Ishiwata states that all industries should work on improving the precision of machine-based decision-making and how humans respond to the decisions of machines.”
“First, with respect to the precision of decisions by machines, it appears that many people think that what is most important is data collection, but there is no point in just collecting data blindly. First, it is important to collect data relevant whether or not the result of collecting the data was meaningful in a certain way. And then, consider whether humans are going to follow the machine’s decisions. As an extreme example, if a machine recommends the products of another company to a customer, should humans follow that decision? I think we will be forced to make changes in our mindsets.”
The manufacturing industry also is required to make a transition with major mindset changes. Shigeta calls for “a big change from a product starting point structure to a price starting point structure.”
“Earlier, I discussed how instead of product performance, it will become necessary to seek value that can be attained through products. Specifically, the perspective until now, for example, has been to manufacture a car or manufacture an air-conditioner; that perspective has changed to a focus on providing comfortable means of transportation or creating a pleasant working environment inside a building.

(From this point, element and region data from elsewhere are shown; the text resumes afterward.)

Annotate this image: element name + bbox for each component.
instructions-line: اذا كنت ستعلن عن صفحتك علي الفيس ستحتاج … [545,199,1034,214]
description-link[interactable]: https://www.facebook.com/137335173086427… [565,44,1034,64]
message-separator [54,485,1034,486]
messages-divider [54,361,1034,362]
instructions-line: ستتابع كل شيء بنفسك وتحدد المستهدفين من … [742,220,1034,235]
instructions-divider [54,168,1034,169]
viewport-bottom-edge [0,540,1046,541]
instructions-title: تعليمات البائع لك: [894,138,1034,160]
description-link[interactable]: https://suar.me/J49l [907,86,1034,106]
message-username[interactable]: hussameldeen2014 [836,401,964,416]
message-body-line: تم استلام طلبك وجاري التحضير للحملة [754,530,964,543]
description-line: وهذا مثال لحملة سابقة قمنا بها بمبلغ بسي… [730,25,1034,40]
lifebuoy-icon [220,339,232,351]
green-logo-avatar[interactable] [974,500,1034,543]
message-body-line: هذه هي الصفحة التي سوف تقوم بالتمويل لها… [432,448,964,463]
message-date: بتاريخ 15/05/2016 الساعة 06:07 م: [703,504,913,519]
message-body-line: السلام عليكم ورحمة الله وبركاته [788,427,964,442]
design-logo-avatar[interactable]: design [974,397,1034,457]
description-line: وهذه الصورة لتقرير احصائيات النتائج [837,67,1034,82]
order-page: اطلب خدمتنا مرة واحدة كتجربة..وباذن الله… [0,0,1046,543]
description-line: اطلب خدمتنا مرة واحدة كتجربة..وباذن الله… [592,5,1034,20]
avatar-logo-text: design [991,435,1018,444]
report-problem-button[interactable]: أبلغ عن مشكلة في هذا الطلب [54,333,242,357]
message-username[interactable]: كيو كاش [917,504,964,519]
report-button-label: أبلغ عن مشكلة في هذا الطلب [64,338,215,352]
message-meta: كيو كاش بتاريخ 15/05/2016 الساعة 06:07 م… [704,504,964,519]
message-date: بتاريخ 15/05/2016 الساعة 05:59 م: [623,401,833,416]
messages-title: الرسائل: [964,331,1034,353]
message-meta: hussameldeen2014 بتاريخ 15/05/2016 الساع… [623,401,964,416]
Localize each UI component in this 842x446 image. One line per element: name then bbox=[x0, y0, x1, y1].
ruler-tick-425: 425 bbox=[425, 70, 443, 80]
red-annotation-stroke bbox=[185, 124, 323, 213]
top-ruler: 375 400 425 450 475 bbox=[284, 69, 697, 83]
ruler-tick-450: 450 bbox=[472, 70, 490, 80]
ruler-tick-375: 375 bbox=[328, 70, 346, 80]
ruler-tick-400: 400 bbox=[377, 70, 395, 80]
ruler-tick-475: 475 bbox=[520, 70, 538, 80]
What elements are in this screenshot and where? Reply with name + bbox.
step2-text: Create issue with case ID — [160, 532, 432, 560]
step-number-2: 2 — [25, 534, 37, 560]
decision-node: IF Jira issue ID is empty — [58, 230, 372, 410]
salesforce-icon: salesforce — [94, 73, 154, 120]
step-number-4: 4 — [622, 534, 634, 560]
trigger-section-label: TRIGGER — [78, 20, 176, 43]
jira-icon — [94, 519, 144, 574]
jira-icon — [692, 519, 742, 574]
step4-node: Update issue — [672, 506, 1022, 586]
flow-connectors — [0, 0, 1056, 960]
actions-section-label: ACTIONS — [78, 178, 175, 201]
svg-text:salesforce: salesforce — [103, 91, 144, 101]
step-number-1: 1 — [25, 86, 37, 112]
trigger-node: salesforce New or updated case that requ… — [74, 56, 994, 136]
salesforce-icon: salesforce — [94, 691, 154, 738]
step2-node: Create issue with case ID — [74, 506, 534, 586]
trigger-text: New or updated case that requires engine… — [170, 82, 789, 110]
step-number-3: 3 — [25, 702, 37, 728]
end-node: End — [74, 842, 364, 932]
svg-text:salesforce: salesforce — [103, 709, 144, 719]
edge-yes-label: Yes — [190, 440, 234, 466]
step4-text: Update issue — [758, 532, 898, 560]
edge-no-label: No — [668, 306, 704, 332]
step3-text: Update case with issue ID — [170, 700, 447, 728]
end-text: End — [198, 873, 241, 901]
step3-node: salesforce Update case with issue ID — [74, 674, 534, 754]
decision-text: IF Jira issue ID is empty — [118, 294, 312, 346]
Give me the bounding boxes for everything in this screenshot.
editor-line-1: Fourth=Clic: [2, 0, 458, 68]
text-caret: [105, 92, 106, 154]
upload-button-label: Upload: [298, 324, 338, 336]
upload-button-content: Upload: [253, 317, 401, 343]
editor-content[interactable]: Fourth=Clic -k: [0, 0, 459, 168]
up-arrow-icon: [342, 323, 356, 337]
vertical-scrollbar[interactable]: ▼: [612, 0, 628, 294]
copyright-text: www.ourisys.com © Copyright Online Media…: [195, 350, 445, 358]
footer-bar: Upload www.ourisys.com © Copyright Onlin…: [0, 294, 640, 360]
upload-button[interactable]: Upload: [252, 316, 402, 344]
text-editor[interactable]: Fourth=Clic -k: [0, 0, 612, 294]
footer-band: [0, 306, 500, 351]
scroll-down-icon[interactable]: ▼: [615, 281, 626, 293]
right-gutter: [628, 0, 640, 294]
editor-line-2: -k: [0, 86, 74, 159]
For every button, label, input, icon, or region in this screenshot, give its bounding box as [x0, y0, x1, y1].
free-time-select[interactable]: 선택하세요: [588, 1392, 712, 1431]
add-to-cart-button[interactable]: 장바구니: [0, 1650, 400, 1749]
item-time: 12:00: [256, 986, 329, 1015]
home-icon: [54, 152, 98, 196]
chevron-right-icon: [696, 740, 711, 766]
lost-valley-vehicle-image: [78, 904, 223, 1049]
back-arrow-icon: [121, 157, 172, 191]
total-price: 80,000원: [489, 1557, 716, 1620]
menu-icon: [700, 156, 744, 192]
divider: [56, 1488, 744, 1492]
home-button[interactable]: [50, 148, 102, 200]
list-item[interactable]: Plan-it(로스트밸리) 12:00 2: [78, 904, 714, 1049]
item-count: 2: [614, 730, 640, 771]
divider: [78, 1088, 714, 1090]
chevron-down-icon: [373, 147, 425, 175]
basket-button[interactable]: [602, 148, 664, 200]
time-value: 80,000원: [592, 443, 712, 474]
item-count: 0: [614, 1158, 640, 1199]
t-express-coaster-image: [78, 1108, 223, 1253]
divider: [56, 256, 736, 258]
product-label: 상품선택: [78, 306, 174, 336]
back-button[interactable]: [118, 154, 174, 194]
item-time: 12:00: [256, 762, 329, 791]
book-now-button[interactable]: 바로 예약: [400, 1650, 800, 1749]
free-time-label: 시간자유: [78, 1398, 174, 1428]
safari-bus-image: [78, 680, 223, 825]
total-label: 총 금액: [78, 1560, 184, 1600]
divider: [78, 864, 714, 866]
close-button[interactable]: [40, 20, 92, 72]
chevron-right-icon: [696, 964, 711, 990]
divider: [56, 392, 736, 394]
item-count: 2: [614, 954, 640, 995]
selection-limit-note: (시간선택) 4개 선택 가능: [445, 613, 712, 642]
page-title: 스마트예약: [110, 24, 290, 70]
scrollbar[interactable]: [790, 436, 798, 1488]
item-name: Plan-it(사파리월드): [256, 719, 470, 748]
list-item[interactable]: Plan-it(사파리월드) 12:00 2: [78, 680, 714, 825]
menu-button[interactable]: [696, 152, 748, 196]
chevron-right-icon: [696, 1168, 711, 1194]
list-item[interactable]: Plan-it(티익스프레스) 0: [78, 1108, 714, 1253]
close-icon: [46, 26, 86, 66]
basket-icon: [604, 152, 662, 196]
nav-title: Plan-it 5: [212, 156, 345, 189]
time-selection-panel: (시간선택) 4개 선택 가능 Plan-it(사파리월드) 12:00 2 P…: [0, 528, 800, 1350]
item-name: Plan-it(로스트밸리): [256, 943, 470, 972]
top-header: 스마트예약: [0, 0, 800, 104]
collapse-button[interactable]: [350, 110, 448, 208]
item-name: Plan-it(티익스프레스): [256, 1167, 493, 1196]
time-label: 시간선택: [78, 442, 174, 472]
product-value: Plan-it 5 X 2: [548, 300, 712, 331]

To do so, the method of segmenting markets and organizing internal management structures must be changed drastically. Partial changes will only incur costs and leave matters unfinished. So, what should be done? I think that concrete measures should be introduced at the Dream Up the Future Forum along with actual cases.”
Ensuring That Companies Go Beyond Superficial Attempts at Streamlining
Yoshida sees the following issues for the real estate industry.
“To realize DX, many real estate companies start by studying AI and IoT. Then, they research what other industries are doing. However, this puts them behind the curve. It is important to understand what customers want, design services to satisfy their needs, and then test them.”
Yoshida himself has engaged in many discussions with customers and presented various ideas to them.
“I think that the key is to come up with ideas that are normally difficult for the real estate industry to conceive of, and to combine services. I would like to give examples during panel discussions.”
The transportation and distribution industries are not only labor-intensive industries, but must also responsibly provide safe, dependable and consistent infrastructures to everyone. With that background, Muraoka states: “It has been difficult to keep up with changes and to change business models drastically. For that reason, even if the importance of DX is recognized, the problem is that discussions often end with streamlining.
“In addition, a major EC company that is a huge platformer has entered the distribution industry, and there is huge pressure on dealing with such entry. I think that to overcome such challenges, the key is to re-examine the value proposition of a business, and through a high definition lens, determine what customers are truly seeking as well as the missions of the industry and the company, and propose services that are not confined to existing frameworks.”